Fractured Fairy Tale . . . “Shit or Get off the Pot,” or “He Said Thanks”

Remember how Rocky & Bullwinkle had two working titles for some of the sequences? I guess the writer couldn’t make up his mind.  Today provided that kind of ambivalent space.  First the horrendous Holter monitor showed up.  It’s at least the 14th we’ve done since Liam was six years old, and it’s the third in five months.  At least we got hypoallergenic pads this time.  I hate that thing. Jim hates that thing. Liam hates that thing.  Moira hates that thing.  We all have universal hate for the Holter which is essentially a leash because it falls out of Liam’s pockets or off his small pants far too easily to allow us to do much of anything or go anywhere.  It makes Moira feel marginalized and it makes Liam feel burdened.  It makes Jim and I anxious.

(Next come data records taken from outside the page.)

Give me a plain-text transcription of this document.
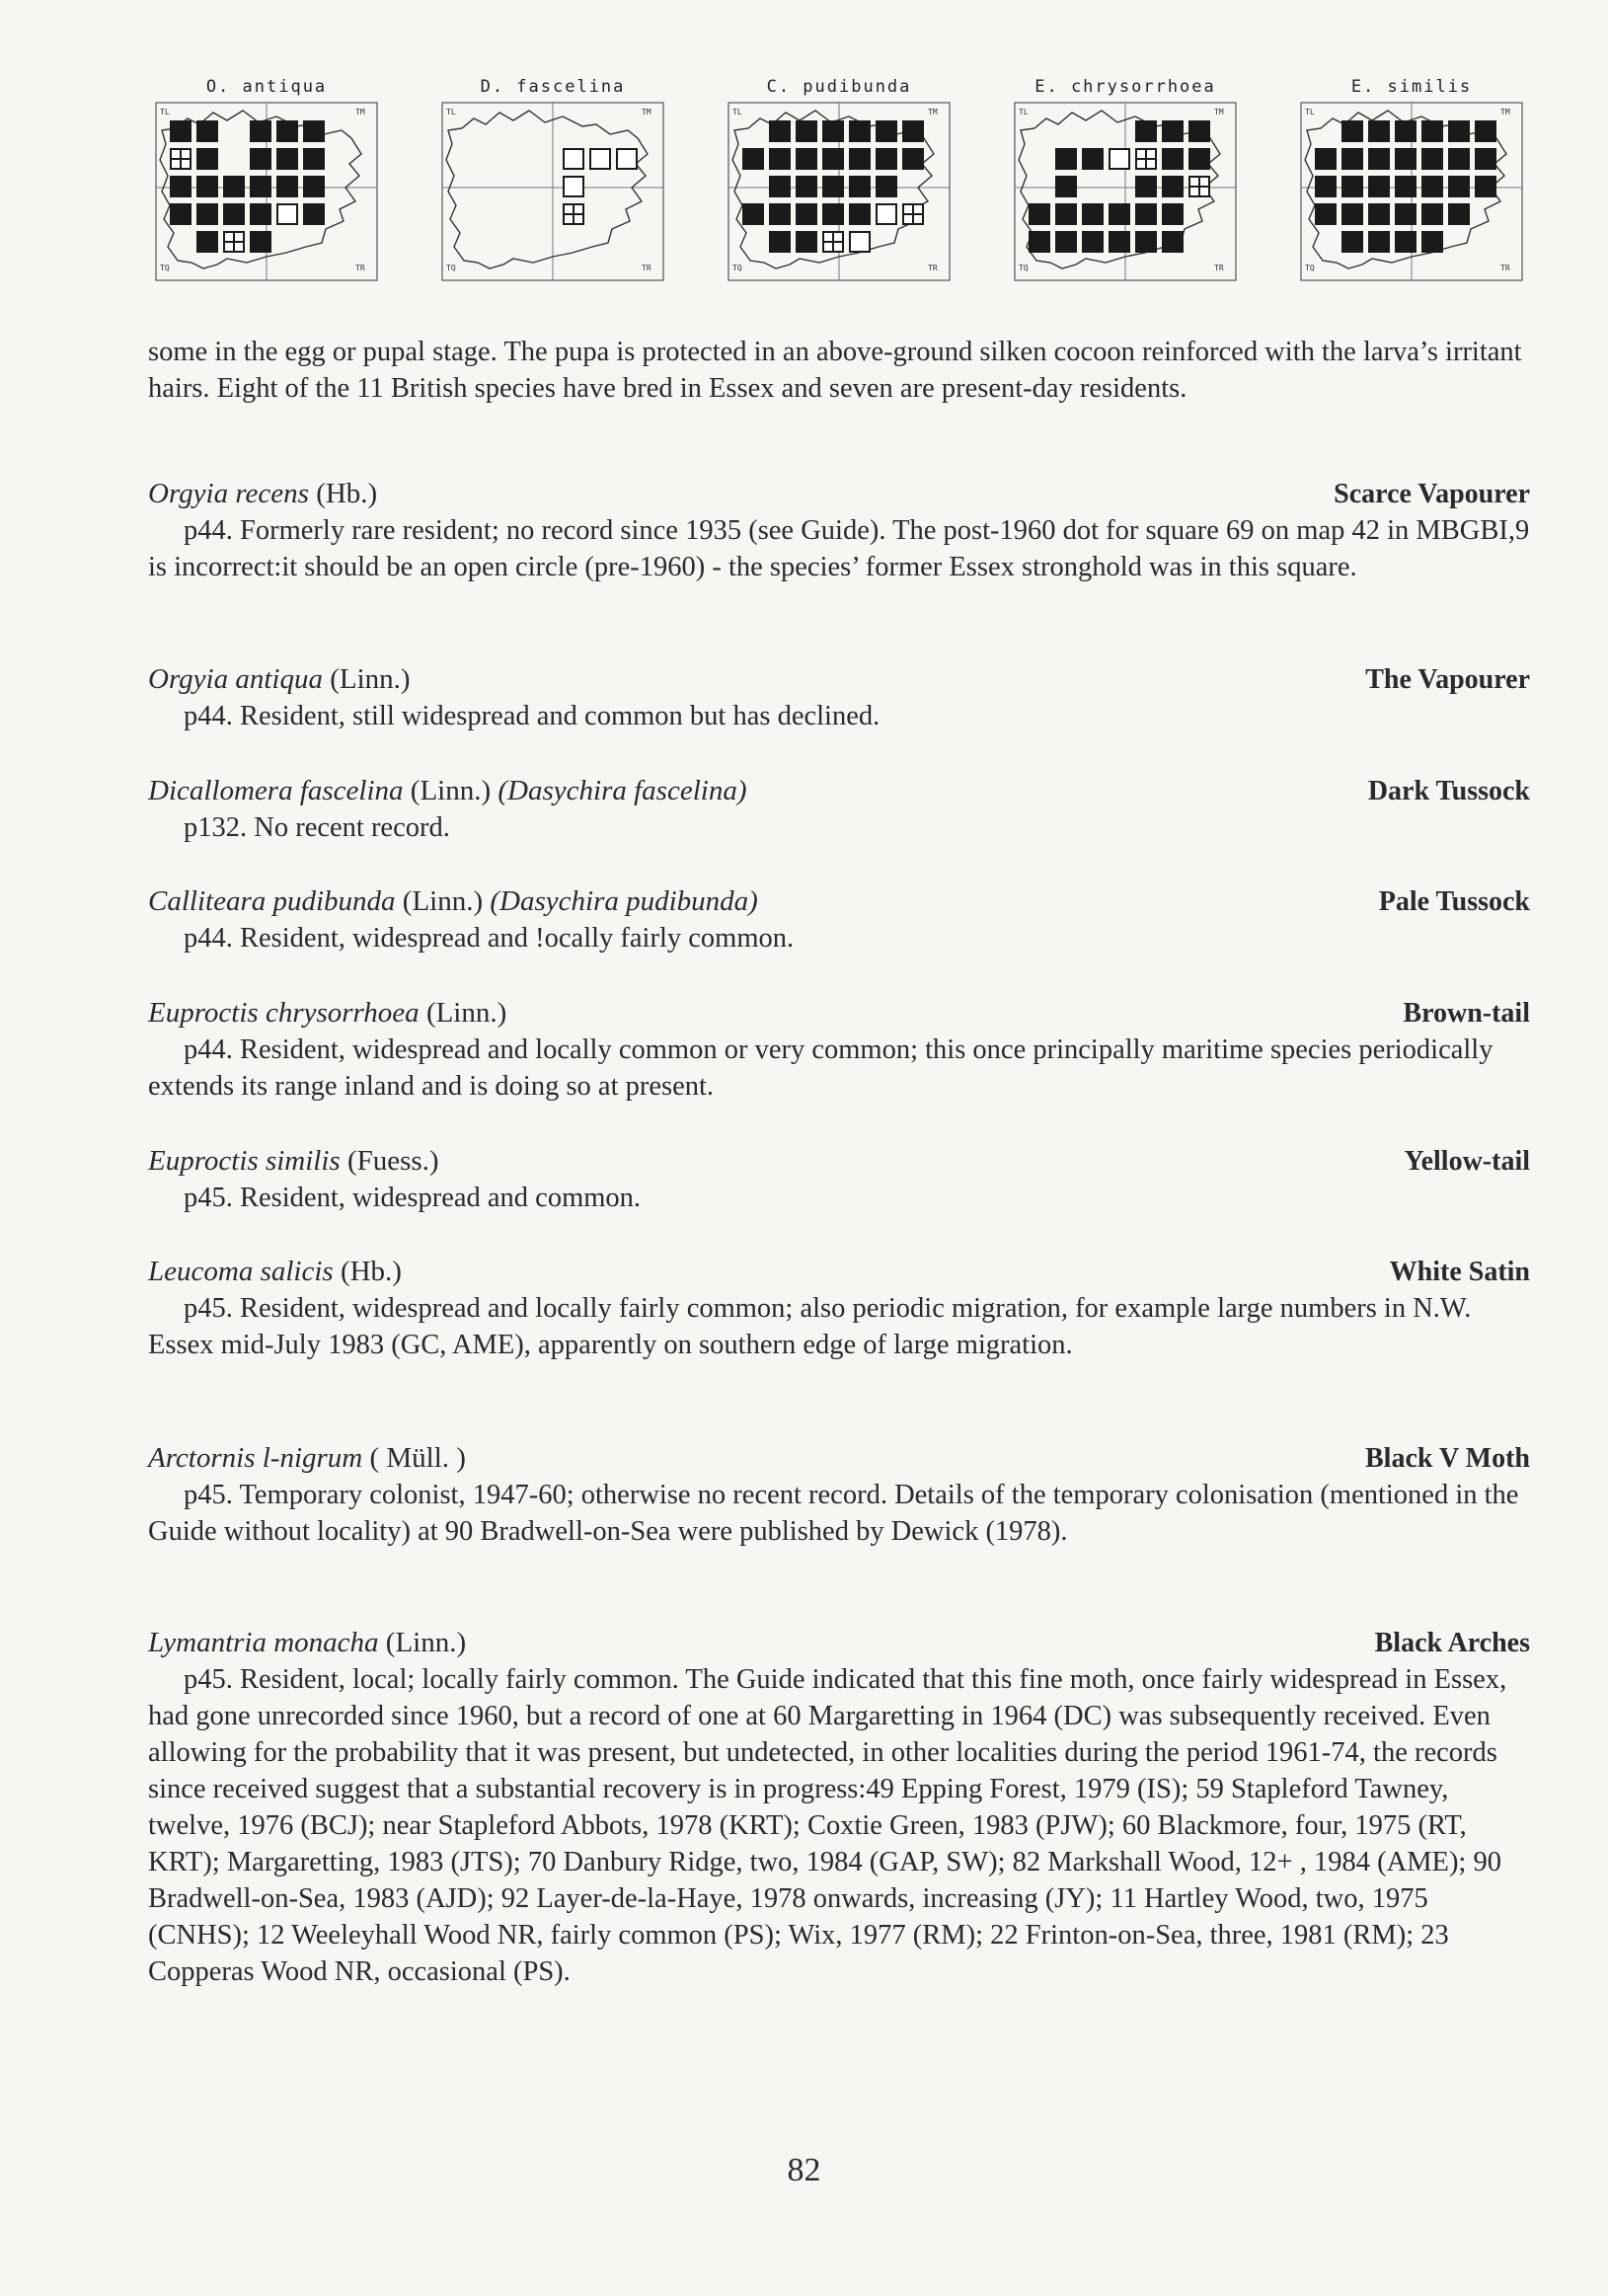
O. antiqua
TL	TM
TQ	TR
D. fascelina
TL	TM
TQ	TR
C. pudibunda
TL	TM
TQ	TR
E. chrysorrhoea
TL	TM
TQ	TR
E. similis
TL	TM
TQ	TR

some in the egg or pupal stage. The pupa is protected in an above-ground silken cocoon reinforced with the larva’s irritant hairs. Eight of the 11 British species have bred in Essex and seven are present-day residents.

Orgyia recens (Hb.)	Scarce Vapourer

p44. Formerly rare resident; no record since 1935 (see Guide). The post-1960 dot for square 69 on map 42 in MBGBI,9 is incorrect:it should be an open circle (pre-1960) - the species’ former Essex stronghold was in this square.

Orgyia antiqua (Linn.)	The Vapourer

p44. Resident, still widespread and common but has declined.

Dicallomera fascelina (Linn.) (Dasychira fascelina)	Dark Tussock

p132. No recent record.

Calliteara pudibunda (Linn.) (Dasychira pudibunda)	Pale Tussock

p44. Resident, widespread and !ocally fairly common.

Euproctis chrysorrhoea (Linn.)	Brown-tail

p44. Resident, widespread and locally common or very common; this once principally maritime species periodically extends its range inland and is doing so at present.

Euproctis similis (Fuess.)	Yellow-tail

p45. Resident, widespread and common.

Leucoma salicis (Hb.)	White Satin

p45. Resident, widespread and locally fairly common; also periodic migration, for example large numbers in N.W. Essex mid-July 1983 (GC, AME), apparently on southern edge of large migration.

Arctornis l-nigrum ( Müll. )	Black V Moth

p45. Temporary colonist, 1947-60; otherwise no recent record. Details of the temporary colonisation (mentioned in the Guide without locality) at 90 Bradwell-on-Sea were published by Dewick (1978).

Lymantria monacha (Linn.)	Black Arches

p45. Resident, local; locally fairly common. The Guide indicated that this fine moth, once fairly widespread in Essex, had gone unrecorded since 1960, but a record of one at 60 Margaretting in 1964 (DC) was subsequently received. Even allowing for the probability that it was present, but undetected, in other localities during the period 1961-74, the records since received suggest that a substantial recovery is in progress:49 Epping Forest, 1979 (IS); 59 Stapleford Tawney, twelve, 1976 (BCJ); near Stapleford Abbots, 1978 (KRT); Coxtie Green, 1983 (PJW); 60 Blackmore, four, 1975 (RT, KRT); Margaretting, 1983 (JTS); 70 Danbury Ridge, two, 1984 (GAP, SW); 82 Markshall Wood, 12+ , 1984 (AME); 90 Bradwell-on-Sea, 1983 (AJD); 92 Layer-de-la-Haye, 1978 onwards, increasing (JY); 11 Hartley Wood, two, 1975 (CNHS); 12 Weeleyhall Wood NR, fairly common (PS); Wix, 1977 (RM); 22 Frinton-on-Sea, three, 1981 (RM); 23 Copperas Wood NR, occasional (PS).

82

It is an unwelcome guest in our home tonight.

We ranted, we raved, we flailed about pacing in annoyance that we have to do this again, already.  We discussed the dangerous borderline between asymptomatic (how Liam has been classified because he acts normal and doesn’t complain despite dubious activity on his Holter results) and suddenly symptomatic when a CHD kids fall from a rope in gym class, wrecks a bike, or rolls face down in a swimming pool when they faint.

Fainting is the number one symptom that will trigger an immediate intervention. . . we’re kind of sort of waiting for our son to faint and hoping a) he’ll land in a soft place and b) he’ll come around afterward.  Now I’m feeling faint. The cardiologist keeps telling us not to worry in the same conversation he starts by asking us if Liam has fainted and then telling us that if he faints he’ll be getting the pacemaker for sure. This feels like an increasingly dangerous game of pacemaker chicken.

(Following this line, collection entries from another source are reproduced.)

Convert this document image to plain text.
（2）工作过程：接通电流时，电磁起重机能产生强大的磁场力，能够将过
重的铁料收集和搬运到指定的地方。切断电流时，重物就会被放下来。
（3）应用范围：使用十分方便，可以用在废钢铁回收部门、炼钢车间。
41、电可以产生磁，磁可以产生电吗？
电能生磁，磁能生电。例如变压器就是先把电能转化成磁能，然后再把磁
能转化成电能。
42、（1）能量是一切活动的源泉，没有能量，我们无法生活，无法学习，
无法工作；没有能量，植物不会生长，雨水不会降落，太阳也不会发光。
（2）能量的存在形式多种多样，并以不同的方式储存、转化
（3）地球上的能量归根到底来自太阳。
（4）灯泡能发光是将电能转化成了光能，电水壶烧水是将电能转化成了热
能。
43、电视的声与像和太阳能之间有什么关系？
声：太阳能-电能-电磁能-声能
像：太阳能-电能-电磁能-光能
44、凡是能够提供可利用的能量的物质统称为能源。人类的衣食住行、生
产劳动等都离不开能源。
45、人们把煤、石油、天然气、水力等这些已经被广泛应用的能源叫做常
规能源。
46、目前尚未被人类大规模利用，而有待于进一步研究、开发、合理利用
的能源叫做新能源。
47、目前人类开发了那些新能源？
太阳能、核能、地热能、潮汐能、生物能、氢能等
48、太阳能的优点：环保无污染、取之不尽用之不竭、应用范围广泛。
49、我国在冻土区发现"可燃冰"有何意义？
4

We, Liam’s parents, are actually more upset about the Holter monitor than Liam is today.  Liam’s actually happy because he got a new Skylander’s game delivered today too.  We all prefer the game.  After a day of graceless begrudging we came to the eventual concession that we will probably be less worried if Liam HAD the pacemaker, despite our fears of scar tissue (his sternum has been sawed open five times) and infection (we nearly lost him once).  We have arrived at the “shit or get off the pot” attitude about these constant  Holter monitors and the wait and see situation while our child is treated like a science experiment, and we just hope he doesn’t pass out someplace dangerous.

I finally stopped stalling, and stickered up Liam.  We have this thing we do, I always let him choose which color lead he wants to place first, second, etc.  It gives him some sense of control and ownership where there is so little of either.  I am bothered by my proficiency and speed, skills that only come from far too much experience.  After I finished wiping Liam down with alcohol and placing the leads with my cruelly cold hands against his bare skin, I activated the box and we began our count down.

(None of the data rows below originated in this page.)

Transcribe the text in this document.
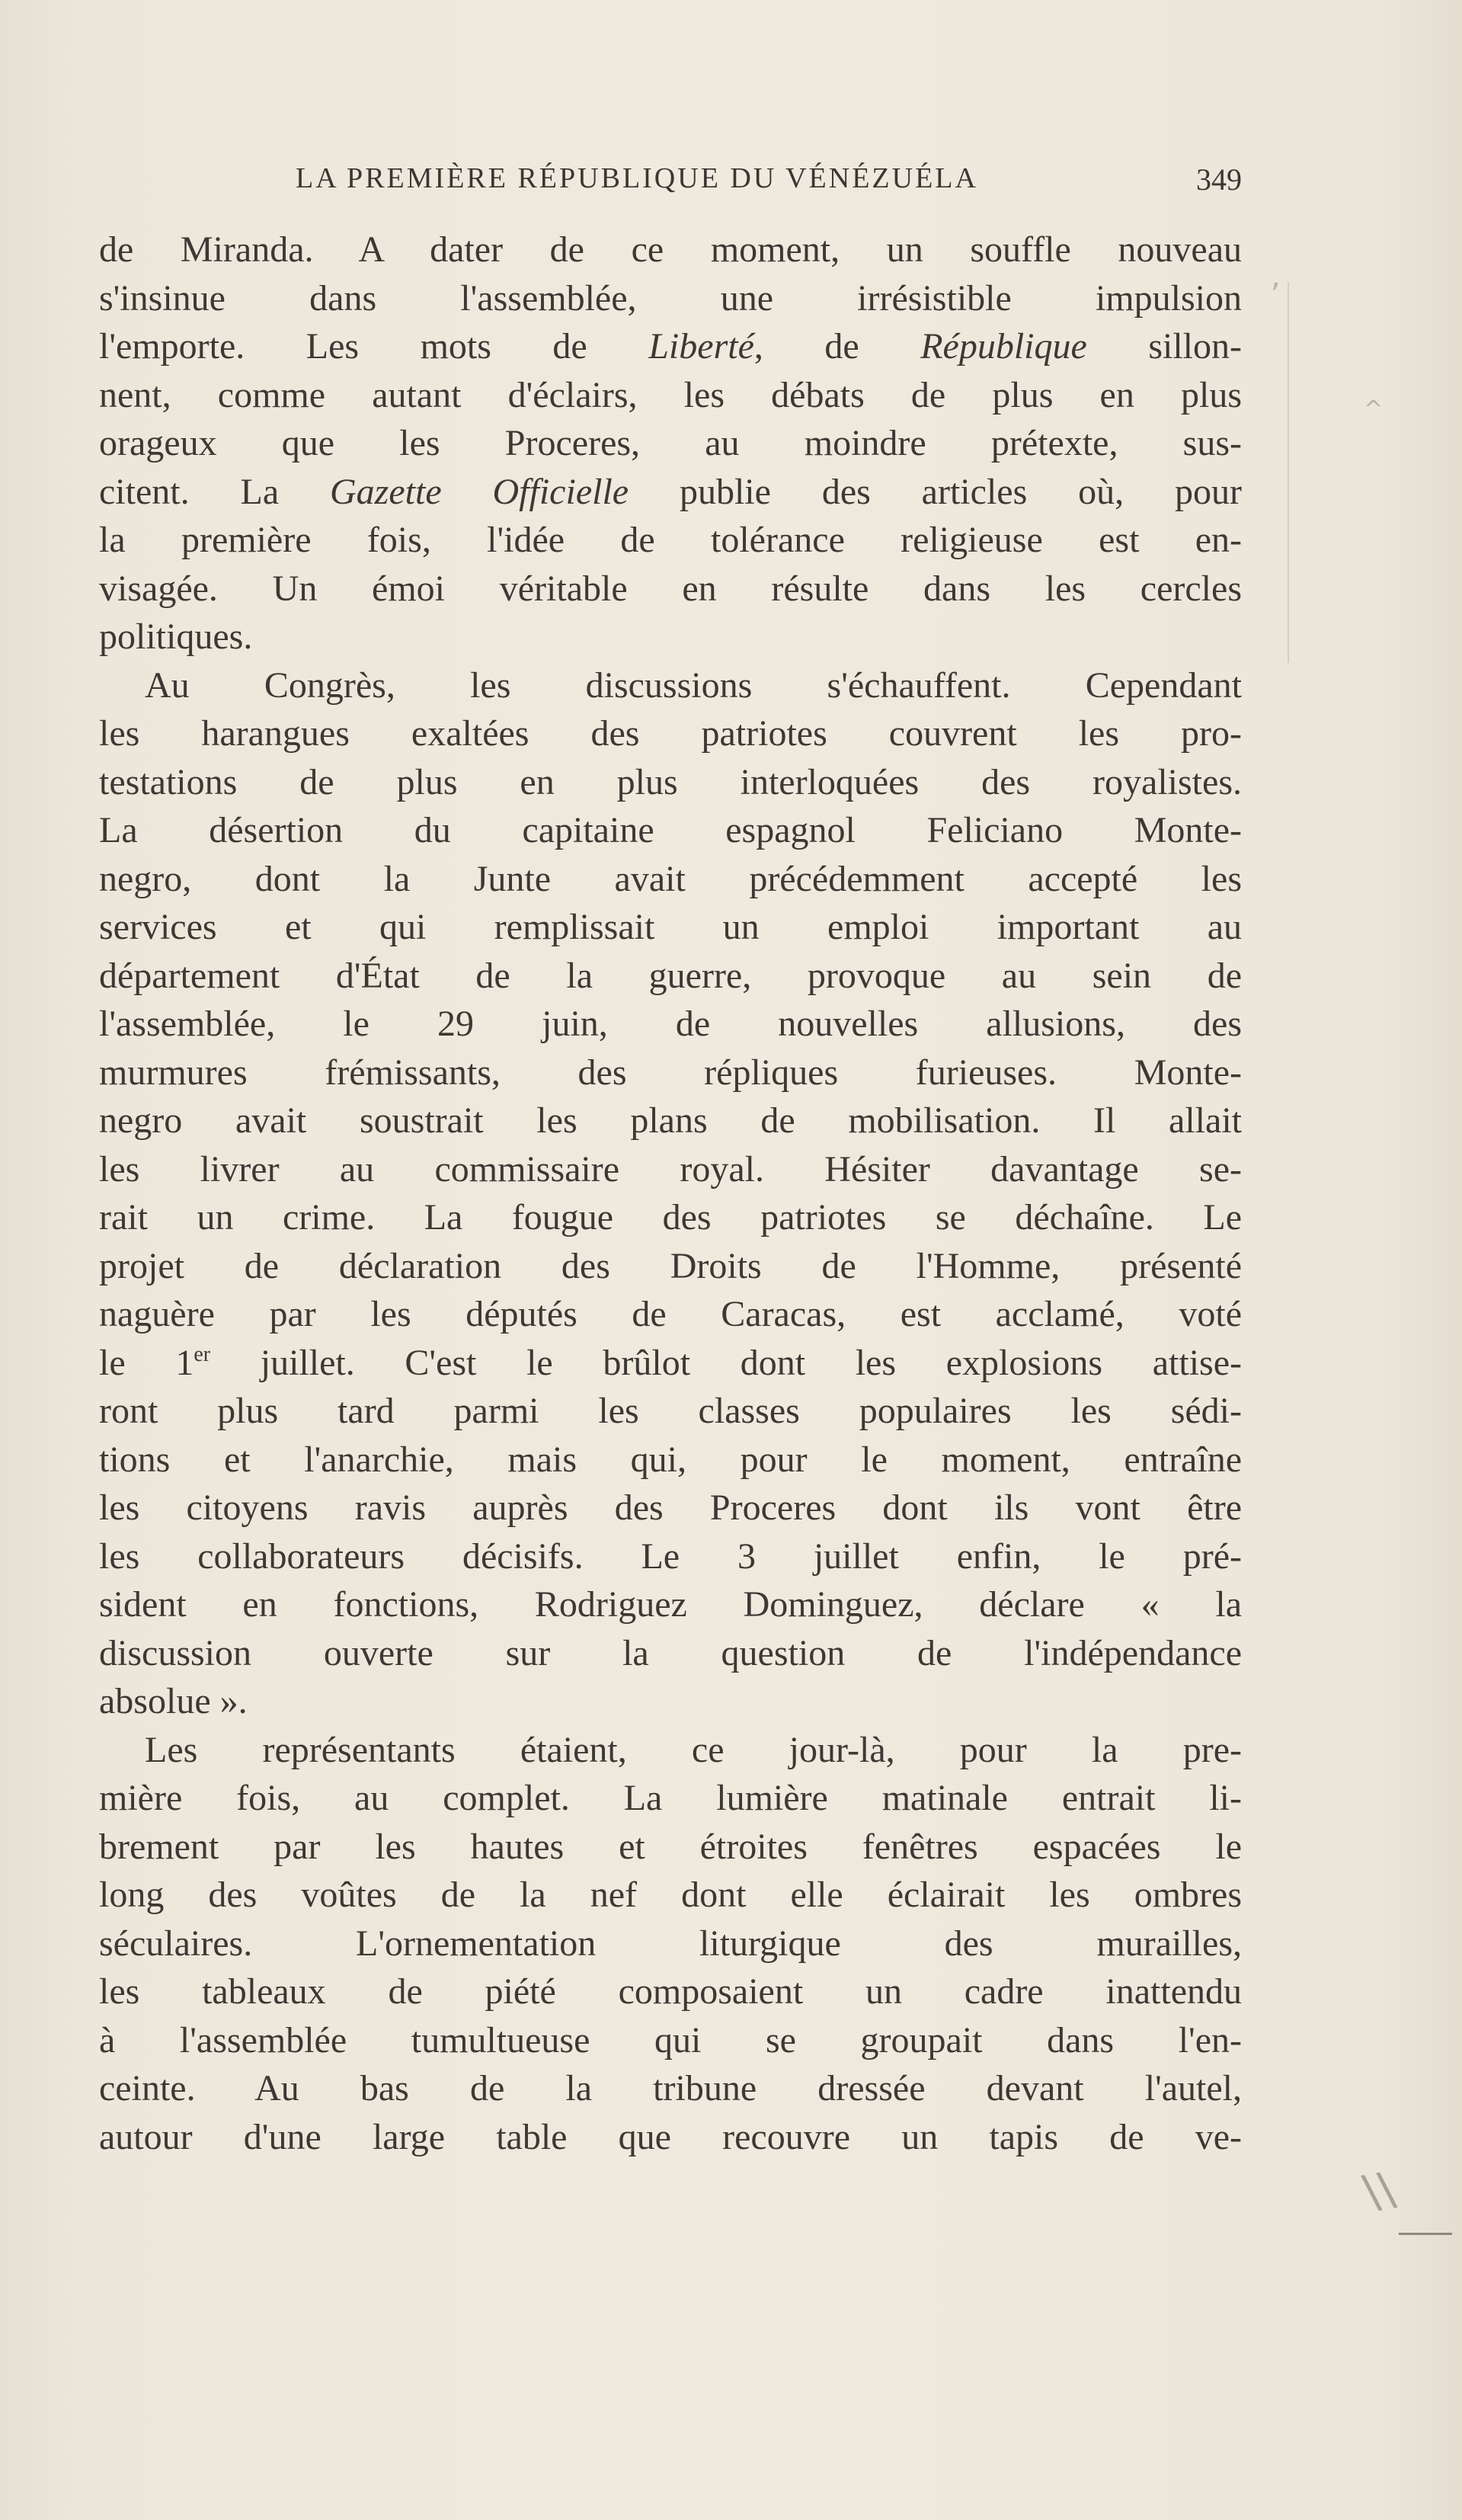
LA PREMIÈRE RÉPUBLIQUE DU VÉNÉZUÉLA	349
de Miranda. A dater de ce moment, un souffle nouveau
s'insinue dans l'assemblée, une irrésistible impulsion
l'emporte. Les mots de Liberté, de République sillon-
nent, comme autant d'éclairs, les débats de plus en plus
orageux que les Proceres, au moindre prétexte, sus-
citent. La Gazette Officielle publie des articles où, pour
la première fois, l'idée de tolérance religieuse est en-
visagée. Un émoi véritable en résulte dans les cercles
politiques.
Au Congrès, les discussions s'échauffent. Cependant
les harangues exaltées des patriotes couvrent les pro-
testations de plus en plus interloquées des royalistes.
La désertion du capitaine espagnol Feliciano Monte-
negro, dont la Junte avait précédemment accepté les
services et qui remplissait un emploi important au
département d'État de la guerre, provoque au sein de
l'assemblée, le 29 juin, de nouvelles allusions, des
murmures frémissants, des répliques furieuses. Monte-
negro avait soustrait les plans de mobilisation. Il allait
les livrer au commissaire royal. Hésiter davantage se-
rait un crime. La fougue des patriotes se déchaîne. Le
projet de déclaration des Droits de l'Homme, présenté
naguère par les députés de Caracas, est acclamé, voté
le 1er juillet. C'est le brûlot dont les explosions attise-
ront plus tard parmi les classes populaires les sédi-
tions et l'anarchie, mais qui, pour le moment, entraîne
les citoyens ravis auprès des Proceres dont ils vont être
les collaborateurs décisifs. Le 3 juillet enfin, le pré-
sident en fonctions, Rodriguez Dominguez, déclare « la
discussion ouverte sur la question de l'indépendance
absolue ».
Les représentants étaient, ce jour-là, pour la pre-
mière fois, au complet. La lumière matinale entrait li-
brement par les hautes et étroites fenêtres espacées le
long des voûtes de la nef dont elle éclairait les ombres
séculaires. L'ornementation liturgique des murailles,
les tableaux de piété composaient un cadre inattendu
à l'assemblée tumultueuse qui se groupait dans l'en-
ceinte. Au bas de la tribune dressée devant l'autel,
autour d'une large table que recouvre un tapis de ve-
,
^
\\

Then  I slipped the clip of the box on Liam’s jeans pocket, the same pocket where he carefully stows away the paper slips from fortune cookies for safe-keeping until he can get home to place his treasure box.  These are the same pockets where he tucks random rocks  for his “collection” so he can remember a happy moment on a family walk.  Now, again, they are the pockets that hold a cold medical device that will record every single heart beat and those that he misses for the next 24 hours.  As his mother I believe the fortunes and the rocks tell me more about my son’s heart, but I do my duty.

As I straightened up, I realized I hadn’t far to go; Liam will be bigger than me in a couple of years.  We’ve had pacemaker in our mouths since he was three months old; he turns ten next month.  This has been a long time in coming and I don’t know how much longer we can wait.  I looked at him and said, “You’re all set.”

Then Liam said, “Thanks,” not in an offhanded attempt to get away or out of rote politeness, but he said it in a genuine way.  He’s the one who has to wear this contraption that tugs and itches.  He’s the one who will bear whatever pain the future yields, but Liam showed the most grace today as we creep ever closer to a new chapter in his life.

1 Comment »

  1. Beautifully written post about Liam’s (and your whole family’s) resilience. Loved your descriptions of what he puts in his pockets — you’re right, these details tell us so much about the kind of boy he is.